Esham also highlighted increased support for FDA’s cell and gene therapy program, improvements in safety monitoring, and advancements in patient-centric evidence collection and analytical approaches, as well as measures to promote the use of advanced manufacturing processes.
David Gaugh, senior vice president, sciences and regulatory affairs, at the Association for Accessible Medicines, called on the committee to reauthorize the GDUFA III and BsUFA III programs “as negotiated and without changes.” He credited the current programs with bringing a record number of generic drugs to market in recent years and the approval of 34 biosimilars.
Gaugh said the GDUFA III agreement would spur the development of more complex generics and hold the FDA to conducting re-inspections of generic facilities within specified timeframes. Plus, he highlighted provisions to speed the review of supplemental biologics license applications (BLAs) for biosimilars and facilitate the development of more interchangeable biosimilars.
Getting to medical devices, Mark Leahy, president and chief executive officer of the Medical Device Manufacturers Association (MDMA) noted the “historic increase in user fee funding” which would enable the agency to hire between 273-387 new FTEs, depending on its performance.
“This represents a historical increase in both overall funds and people, and it is our expectation that this will be the last major investment needed for the MDUFA program, and that moving forward, any necessary increases will be much more modest and targeted,” he said.

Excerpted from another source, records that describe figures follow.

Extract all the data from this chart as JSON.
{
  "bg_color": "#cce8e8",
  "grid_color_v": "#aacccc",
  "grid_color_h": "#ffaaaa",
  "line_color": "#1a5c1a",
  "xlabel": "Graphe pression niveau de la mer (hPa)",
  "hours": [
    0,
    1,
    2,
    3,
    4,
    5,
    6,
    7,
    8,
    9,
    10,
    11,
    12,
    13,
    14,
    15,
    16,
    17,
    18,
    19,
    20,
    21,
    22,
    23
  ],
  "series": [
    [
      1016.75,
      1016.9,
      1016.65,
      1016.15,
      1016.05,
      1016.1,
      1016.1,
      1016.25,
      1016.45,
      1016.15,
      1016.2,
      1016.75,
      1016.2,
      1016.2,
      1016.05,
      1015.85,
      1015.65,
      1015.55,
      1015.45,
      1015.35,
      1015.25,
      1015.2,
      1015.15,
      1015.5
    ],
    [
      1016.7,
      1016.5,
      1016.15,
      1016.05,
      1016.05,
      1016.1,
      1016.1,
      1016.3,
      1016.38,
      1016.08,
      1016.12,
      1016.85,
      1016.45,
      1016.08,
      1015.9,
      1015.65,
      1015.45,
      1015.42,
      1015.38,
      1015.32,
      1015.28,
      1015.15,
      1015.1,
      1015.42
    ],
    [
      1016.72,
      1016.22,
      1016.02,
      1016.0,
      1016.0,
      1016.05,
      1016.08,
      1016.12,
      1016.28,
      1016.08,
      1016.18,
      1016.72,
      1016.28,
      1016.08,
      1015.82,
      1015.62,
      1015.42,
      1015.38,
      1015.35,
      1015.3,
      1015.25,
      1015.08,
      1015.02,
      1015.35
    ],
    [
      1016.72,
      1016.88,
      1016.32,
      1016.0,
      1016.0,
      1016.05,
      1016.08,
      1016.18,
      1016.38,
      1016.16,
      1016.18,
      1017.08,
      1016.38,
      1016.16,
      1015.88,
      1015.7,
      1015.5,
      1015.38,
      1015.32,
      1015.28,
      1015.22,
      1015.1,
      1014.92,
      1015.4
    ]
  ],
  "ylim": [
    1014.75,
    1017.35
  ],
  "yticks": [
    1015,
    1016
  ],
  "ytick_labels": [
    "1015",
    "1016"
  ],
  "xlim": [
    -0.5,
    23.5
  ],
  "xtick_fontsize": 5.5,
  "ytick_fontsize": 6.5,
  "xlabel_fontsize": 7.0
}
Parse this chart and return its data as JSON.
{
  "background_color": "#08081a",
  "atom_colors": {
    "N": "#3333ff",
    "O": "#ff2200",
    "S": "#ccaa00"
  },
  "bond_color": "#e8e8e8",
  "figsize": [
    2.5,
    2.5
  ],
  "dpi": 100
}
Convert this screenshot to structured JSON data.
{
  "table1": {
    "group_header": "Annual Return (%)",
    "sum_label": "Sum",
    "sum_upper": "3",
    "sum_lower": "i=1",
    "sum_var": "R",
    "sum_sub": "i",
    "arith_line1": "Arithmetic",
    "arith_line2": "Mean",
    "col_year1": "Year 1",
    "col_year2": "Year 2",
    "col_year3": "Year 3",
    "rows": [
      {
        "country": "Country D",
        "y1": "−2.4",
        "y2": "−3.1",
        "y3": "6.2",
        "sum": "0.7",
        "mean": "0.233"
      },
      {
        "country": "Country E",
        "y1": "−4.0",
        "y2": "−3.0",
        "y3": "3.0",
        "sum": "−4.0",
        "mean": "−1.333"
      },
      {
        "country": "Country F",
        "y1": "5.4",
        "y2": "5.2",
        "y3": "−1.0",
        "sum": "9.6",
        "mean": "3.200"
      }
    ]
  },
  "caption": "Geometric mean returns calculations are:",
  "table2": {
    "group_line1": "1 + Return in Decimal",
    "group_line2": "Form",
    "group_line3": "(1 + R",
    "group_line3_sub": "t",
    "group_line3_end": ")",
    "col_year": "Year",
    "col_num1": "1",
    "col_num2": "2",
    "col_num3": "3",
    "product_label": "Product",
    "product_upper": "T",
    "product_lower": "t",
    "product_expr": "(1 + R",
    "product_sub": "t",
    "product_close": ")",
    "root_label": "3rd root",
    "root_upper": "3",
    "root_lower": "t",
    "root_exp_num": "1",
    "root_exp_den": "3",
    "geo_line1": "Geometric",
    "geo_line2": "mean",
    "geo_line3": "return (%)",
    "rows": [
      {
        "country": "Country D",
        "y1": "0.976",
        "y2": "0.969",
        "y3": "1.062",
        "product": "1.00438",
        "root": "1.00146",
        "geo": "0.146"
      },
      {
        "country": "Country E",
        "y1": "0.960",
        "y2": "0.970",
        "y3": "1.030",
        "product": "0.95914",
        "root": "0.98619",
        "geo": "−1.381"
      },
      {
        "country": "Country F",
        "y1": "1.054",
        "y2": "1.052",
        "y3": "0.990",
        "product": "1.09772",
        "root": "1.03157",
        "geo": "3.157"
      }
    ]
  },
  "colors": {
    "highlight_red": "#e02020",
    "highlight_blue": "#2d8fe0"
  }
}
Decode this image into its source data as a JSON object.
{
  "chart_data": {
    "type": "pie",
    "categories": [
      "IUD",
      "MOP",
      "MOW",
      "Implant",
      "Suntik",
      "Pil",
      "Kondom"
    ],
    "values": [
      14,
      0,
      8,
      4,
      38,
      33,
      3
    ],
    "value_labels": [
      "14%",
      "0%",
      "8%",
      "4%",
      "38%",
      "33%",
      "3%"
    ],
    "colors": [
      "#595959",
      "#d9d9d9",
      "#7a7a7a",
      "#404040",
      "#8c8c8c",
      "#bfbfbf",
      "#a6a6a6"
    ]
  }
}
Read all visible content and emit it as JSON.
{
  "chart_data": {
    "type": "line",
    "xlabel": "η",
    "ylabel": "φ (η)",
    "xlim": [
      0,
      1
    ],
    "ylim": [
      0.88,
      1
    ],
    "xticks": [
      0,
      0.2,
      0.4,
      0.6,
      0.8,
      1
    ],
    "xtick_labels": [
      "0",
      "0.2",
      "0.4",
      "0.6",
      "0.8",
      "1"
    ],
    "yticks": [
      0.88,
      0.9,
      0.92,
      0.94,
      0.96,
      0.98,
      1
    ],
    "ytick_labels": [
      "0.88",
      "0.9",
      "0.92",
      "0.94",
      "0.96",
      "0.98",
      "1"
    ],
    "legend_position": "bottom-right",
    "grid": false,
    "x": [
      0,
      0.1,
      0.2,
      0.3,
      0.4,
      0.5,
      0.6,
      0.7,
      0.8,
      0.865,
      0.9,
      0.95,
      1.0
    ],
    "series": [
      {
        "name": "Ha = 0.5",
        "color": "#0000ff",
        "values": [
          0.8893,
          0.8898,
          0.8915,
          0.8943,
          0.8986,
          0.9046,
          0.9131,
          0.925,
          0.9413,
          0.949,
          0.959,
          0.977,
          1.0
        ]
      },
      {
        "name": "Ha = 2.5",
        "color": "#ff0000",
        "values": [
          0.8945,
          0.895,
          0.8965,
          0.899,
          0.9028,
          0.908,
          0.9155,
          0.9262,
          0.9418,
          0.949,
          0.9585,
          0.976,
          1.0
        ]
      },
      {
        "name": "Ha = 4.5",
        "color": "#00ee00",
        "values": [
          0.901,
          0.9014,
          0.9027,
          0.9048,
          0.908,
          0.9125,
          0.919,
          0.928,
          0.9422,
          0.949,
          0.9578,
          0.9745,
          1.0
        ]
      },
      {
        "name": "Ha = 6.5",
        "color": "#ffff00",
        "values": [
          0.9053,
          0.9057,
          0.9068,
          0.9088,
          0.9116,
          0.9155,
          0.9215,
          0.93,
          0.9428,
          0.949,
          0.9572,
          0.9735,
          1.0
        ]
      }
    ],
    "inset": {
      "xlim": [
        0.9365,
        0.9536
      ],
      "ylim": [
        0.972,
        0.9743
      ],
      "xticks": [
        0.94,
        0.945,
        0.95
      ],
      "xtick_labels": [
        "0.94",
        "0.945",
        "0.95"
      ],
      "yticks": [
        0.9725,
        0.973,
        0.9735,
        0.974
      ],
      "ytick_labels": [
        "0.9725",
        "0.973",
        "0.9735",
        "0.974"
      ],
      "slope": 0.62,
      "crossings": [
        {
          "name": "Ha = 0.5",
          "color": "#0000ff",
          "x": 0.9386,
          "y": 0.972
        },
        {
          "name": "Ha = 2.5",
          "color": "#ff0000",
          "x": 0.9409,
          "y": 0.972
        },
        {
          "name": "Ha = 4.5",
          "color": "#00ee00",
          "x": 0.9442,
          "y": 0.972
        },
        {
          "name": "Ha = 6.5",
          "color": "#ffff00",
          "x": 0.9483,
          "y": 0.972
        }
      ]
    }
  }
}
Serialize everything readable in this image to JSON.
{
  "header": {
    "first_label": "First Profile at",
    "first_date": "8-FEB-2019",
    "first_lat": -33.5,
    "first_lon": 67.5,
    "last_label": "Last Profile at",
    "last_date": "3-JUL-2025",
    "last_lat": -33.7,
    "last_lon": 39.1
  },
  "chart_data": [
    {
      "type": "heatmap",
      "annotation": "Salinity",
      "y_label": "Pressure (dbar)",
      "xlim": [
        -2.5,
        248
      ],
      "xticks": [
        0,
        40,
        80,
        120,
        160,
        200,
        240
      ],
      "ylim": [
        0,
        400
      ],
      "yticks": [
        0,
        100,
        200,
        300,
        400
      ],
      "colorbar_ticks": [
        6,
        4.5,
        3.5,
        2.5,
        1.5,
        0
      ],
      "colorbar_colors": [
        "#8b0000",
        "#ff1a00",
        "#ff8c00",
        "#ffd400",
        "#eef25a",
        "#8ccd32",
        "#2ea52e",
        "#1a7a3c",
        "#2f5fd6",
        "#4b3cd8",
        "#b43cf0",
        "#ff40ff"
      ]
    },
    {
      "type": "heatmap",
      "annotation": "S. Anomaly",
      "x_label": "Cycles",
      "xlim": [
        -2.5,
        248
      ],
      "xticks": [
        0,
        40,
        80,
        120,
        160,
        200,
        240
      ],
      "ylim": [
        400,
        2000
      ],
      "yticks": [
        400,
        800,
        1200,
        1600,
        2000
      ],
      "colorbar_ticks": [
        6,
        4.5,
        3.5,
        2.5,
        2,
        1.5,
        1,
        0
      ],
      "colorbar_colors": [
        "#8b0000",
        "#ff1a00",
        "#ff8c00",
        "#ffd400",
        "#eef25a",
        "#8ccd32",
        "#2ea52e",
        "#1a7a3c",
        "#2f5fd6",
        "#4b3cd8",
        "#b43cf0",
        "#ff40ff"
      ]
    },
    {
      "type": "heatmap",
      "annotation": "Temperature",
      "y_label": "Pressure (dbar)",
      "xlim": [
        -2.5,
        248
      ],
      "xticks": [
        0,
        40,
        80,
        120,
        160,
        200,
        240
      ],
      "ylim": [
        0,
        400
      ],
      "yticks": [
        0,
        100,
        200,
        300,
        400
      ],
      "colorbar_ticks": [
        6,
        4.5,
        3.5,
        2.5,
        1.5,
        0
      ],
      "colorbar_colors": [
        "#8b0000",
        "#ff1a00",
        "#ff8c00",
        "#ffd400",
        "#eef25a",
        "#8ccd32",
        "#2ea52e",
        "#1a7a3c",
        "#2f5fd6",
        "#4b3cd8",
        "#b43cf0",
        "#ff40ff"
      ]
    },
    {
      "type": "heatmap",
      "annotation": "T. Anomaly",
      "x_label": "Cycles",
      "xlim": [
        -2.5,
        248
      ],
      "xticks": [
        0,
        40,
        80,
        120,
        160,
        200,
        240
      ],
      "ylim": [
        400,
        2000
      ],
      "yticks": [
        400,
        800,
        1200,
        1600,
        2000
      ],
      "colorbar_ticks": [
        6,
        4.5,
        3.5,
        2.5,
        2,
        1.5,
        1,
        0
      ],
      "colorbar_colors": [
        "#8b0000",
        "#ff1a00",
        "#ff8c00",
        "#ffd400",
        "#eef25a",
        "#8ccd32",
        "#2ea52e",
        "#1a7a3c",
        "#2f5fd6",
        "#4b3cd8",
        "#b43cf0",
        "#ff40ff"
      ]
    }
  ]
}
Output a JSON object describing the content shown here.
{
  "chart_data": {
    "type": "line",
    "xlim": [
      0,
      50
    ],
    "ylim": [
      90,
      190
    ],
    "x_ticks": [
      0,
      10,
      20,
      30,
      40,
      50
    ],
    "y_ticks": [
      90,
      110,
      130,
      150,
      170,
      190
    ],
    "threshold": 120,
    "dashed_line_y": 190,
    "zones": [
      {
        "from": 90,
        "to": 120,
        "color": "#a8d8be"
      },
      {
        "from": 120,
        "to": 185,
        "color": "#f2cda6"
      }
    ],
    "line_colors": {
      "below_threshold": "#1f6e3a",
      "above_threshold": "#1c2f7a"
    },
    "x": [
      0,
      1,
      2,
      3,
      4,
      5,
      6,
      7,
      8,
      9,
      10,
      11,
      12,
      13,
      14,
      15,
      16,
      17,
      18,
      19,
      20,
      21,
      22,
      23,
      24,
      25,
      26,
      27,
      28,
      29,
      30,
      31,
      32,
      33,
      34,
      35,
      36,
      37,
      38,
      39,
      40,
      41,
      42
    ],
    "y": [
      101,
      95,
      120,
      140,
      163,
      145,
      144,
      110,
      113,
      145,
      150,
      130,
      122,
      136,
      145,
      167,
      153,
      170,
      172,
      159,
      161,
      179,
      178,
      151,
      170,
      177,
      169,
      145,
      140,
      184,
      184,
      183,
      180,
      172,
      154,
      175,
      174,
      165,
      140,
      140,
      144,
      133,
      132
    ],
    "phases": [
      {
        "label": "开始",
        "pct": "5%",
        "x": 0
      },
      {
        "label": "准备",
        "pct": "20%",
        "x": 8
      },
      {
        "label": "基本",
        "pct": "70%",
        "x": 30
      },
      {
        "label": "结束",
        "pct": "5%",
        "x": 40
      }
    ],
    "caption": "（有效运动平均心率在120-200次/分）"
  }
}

Leahy also noted that the performance goals around de novo and premarket approval (PMA) products are expected to improve throughout the five-year course of the program. “
“One goal that was elusive under MDUFA IV was the 510(k) total time to decision goal in FY2022 of 108 days. COVID did impact FDA capacity, including the ability to meet certain MDUFA IV goals. Under MDUFA V, the 510(k) total time to decision goal will improve each year, hopefully achieving 108 days by FY2026,” he said. “Also, for the first time, the agreement incorporates add-on payments that will provide the agency up to $115 million in additional funding above the baseline in the final year of the agreement, if FDA meets modest but important performance goals in the first two years of the agreement.”